The reader initially sympathizes with the protagonist, who appears to belong to a minority group. He is baselessly arrested and detained in a camp, where repression and violence draw ever closer and the protagonist himself becomes a perpetrator. The despondency is expressed in the minimalist language, and in the short sentences and short chapters that leave little room for hope. A childhood love seems to be the only ray of light. But even here, any possible salvation founders on the protagonist’s inability to communicate.

So where do law practitioners-turned-authors find the material for their books? The stories in Ferdinand von Schirach’s novels, which include titles such as Crime and Guilt, are often directly adopted from his daily work at the law firm.
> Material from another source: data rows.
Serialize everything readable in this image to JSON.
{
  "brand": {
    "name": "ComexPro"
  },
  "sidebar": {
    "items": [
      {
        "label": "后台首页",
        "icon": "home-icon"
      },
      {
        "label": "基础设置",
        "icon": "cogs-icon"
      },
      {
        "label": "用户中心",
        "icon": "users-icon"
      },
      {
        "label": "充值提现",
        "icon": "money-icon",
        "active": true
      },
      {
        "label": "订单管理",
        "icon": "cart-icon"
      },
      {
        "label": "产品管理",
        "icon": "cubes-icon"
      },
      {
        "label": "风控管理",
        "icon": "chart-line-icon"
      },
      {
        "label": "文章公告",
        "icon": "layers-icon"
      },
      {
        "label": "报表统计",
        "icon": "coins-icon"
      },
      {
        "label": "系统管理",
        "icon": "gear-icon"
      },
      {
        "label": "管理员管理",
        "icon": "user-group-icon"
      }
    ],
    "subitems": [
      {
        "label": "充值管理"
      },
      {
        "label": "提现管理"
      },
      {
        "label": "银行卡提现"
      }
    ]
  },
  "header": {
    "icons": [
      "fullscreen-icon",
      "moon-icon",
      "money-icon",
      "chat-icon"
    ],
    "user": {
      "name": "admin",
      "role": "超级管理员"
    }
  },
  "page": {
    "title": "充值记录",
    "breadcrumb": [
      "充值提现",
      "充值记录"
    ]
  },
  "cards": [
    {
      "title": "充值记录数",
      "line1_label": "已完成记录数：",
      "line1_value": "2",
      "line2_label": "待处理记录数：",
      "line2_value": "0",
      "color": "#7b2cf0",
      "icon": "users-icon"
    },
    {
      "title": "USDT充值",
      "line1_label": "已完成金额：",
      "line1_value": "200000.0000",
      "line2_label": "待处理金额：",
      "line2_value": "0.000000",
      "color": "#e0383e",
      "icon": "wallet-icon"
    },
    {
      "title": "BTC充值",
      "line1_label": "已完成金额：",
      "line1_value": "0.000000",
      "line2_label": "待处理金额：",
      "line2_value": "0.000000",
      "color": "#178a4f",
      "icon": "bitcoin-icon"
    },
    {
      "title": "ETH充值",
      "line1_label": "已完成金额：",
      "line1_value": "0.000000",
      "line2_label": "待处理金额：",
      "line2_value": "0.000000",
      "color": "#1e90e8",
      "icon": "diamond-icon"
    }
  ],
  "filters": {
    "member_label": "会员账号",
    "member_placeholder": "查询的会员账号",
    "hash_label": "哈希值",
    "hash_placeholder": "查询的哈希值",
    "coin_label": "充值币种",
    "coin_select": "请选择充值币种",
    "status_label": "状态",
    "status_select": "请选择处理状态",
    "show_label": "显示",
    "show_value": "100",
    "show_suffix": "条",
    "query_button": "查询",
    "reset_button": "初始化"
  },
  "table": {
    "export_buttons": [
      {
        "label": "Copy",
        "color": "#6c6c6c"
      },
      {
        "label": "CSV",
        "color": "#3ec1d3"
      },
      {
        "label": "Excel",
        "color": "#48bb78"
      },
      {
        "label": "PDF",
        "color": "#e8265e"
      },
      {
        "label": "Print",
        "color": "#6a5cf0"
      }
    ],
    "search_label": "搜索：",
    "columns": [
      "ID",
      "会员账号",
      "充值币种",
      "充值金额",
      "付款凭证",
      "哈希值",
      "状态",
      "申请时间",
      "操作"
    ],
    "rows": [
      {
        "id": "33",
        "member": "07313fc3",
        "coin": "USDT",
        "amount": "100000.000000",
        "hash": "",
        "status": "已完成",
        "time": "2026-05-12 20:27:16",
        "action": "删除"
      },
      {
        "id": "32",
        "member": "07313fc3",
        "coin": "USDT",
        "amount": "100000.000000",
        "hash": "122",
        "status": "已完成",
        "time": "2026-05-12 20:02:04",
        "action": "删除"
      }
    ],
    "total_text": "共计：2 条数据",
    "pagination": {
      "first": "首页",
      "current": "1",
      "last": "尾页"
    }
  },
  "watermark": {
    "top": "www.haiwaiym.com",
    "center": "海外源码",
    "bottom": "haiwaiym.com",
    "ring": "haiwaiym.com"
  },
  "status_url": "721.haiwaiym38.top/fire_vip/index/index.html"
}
As an advocate, he has defended rapists, murderers and other criminals in court, and his tales are based on real events. Author Bernhard Schlink takes a different approach. When asked why he, as a lawyer, also writes fiction, he once answered: “Perhaps because the truth of law lies in words and sentences, just like the truth of stories, and because here as there, things need to be brought to a close.” In his writing, Schlink repeatedly reflects on questions of guilt, involvement and responsibility during the Nazi era. His book The Reader, published in 1995, tells of the love affair between a 15-year-old youth and an older woman who is a tram ticket collector and a war criminal.

What is it that drives law practitioners to write? For Felix Uhlmann, it was the big, elemental questions that preoccupied him time and again. What are people like, and what are they capable of? He intentionally didn’t set his story in any specific time or place – although associations with the Second World War, the Yugoslav Wars or the genocide in Rwanda are possible. “I feel these are overarching mechanisms, the logic of senseless violence, repression and marginalization,” Uhlmann says in a conversation that took place before the most recent escalation of violence in the Middle East.
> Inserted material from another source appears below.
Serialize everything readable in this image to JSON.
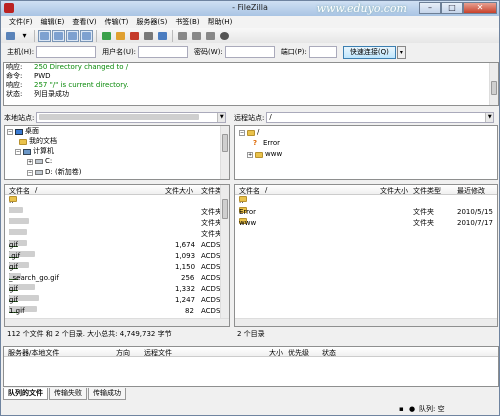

His initial interest was in examining the senseless logic of violence. Uhlmann’s narrative radically explores the thinkable, thereby delving into the dark side of humanity. For Oliver Diggelmann, a personal connection to the material is important in fictitious writing. He was keen to capture the mood of the era he witnessed and the political issues of that time. He is fascinated by the uniqueness of any given period and the stories of its people, especially when these stories are disappearing. For his second book, this was the noughties in Hungary, the post-socialist bohemian world with its own rites and aesthetics. In his debut novel Maiwald, he wrote about the protest movements of 1968 and the 1980s, which had a formative influence on his generation. “My current students only have a limited understanding of those times,” says Diggelmann. He feels opportunities to rebel against the authorities are limited these days, with everyone pretending to be your friend. Why did it take courage to protest? What were the risks? What became of the hopes? “Fictional writing keeps the people of a particular era alive,” he adds.

Hanging in the balance

For both authors, literary work offers an opportunity to process experiences and impressions outside of academia. The nature of academic writing is to encapsulate things succinctly. Events are made comprehensible with the clearest possible concepts. In contrast, literary writing allows the author to broaden the horizons by leaving things hanging in the balance. Both books finish with an open ending. Will the lovers find each other? What will Anatol do with his knowledge, and will his former girlfriend be prosecuted? Will the nameless protagonist make a future for himself at his place of refuge? What about his childhood love who remains behind? The questions are left unanswered, just as they are in real life. And the stories carry on developing in the minds of the readers.